Kendimizi yerden yere vurmaya bayılıyoruz. Bütün kötülüklerde Türkiye’yi en kötülerin ilk sıralarında göstermek adet oldu. ABD emperyalizmine karşı kim başını dik tutuyorsa, onlar en kötü sınıflamasında en başa konuyor. Sonuç bildirgesinde de belirtildiği gibi bu alanda bilgi kirliliği var. Kirli bilgiler, aynı zamanda Feminist abartmaların yansımalarıdır.

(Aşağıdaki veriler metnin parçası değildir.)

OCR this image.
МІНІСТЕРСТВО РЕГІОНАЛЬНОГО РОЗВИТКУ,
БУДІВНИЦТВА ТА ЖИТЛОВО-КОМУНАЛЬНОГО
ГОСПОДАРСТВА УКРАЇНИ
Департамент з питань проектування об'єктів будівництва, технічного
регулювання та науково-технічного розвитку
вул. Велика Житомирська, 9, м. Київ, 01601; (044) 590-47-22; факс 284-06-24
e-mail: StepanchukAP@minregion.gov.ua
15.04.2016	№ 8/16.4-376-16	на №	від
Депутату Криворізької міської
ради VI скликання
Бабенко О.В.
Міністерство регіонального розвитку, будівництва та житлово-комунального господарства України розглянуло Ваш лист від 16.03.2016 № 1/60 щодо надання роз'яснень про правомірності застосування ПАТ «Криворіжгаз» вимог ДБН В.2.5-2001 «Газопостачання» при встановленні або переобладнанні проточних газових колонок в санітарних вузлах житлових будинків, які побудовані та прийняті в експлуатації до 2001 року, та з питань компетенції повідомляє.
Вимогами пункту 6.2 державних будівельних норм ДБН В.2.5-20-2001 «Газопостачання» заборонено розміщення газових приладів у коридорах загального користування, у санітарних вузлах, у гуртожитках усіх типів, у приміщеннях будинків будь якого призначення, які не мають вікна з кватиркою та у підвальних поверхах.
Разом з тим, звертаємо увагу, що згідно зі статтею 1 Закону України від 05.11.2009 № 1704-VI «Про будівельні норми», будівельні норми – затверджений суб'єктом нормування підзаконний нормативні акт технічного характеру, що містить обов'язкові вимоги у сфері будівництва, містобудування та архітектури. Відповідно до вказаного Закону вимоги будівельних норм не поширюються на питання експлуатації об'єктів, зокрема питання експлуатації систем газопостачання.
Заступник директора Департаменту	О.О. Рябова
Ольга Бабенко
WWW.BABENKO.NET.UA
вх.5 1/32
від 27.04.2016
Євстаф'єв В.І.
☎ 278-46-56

Kadının Batı toplumlarındaki konumunu kurtuluş gibi yansıtan değerlendirmelerin, gerçekle hiçbir bağlantısı yoktur.
ÇOCUĞUN KURTULUŞU VE ANANIN KURTULUŞU
Çocuk cinsel sömürüsüne karşı mücadele, kadının kurtuluşu ile birliktedir. Atatürk de belirtmişti, çocuğun geleceği, onu yetiştiren annesinin niteliklerindedir. Unutmayalım, erkeği büyüten de kadındır. Erkeklerin işlediği, cinsel tecavüz ve diğer cinsel sömürü suçlarının zeminini ortadan kaldırmak da, öncelikle erkek ile kadını birbirinden ayıran duvarların kalkmasındadır.
Aile çok önemli. Sahte Solcularda ve Anarşistlerde aile düşmanlığı bir aralık moda olmuştu. Oysa aile, bugün toplumumuzun ocağıdır. Aile, kadını korumanın ötesinde, cinsel suçların önlenmesi açısından da çok önemli bir korunaktır. Emperyalist dünyada ailenin çökmesinin hangi sonuçlara yol açtığı sürekli araştırılıyor ve çok önemli sonuçlara varılıyor. Oralarda özeneceğimiz bir şey yoktur.

DÜZELTME
Dün bu köşede yayımlanan Hz Ali ve Muaviye başlıklı yazıda, Pir Sultan Abdal’ın şiirindeki "Tac-ı devlet ile salınmalıdır" dizesi, bazı kaynaklarda "Tac ü devlet ile salınmalıdır" diye yazılı. Yazımızda da başlıkta ve metin içinde iki farklı okuma yer alıyor. "Tac-ı devlet", devletin tacı demek. "Tac ü devlet" ise tac ve devlet anlamına geliyor. Aslında anlamı pek değişmiyor. Rota yazılarındaki en küçük hatayı gözden kaçırmayıp bana bildiren Dr. Bülent Sakızlıgil arkadaşımın uyarısı gelmeden bu kez biz düzeltiyoruz.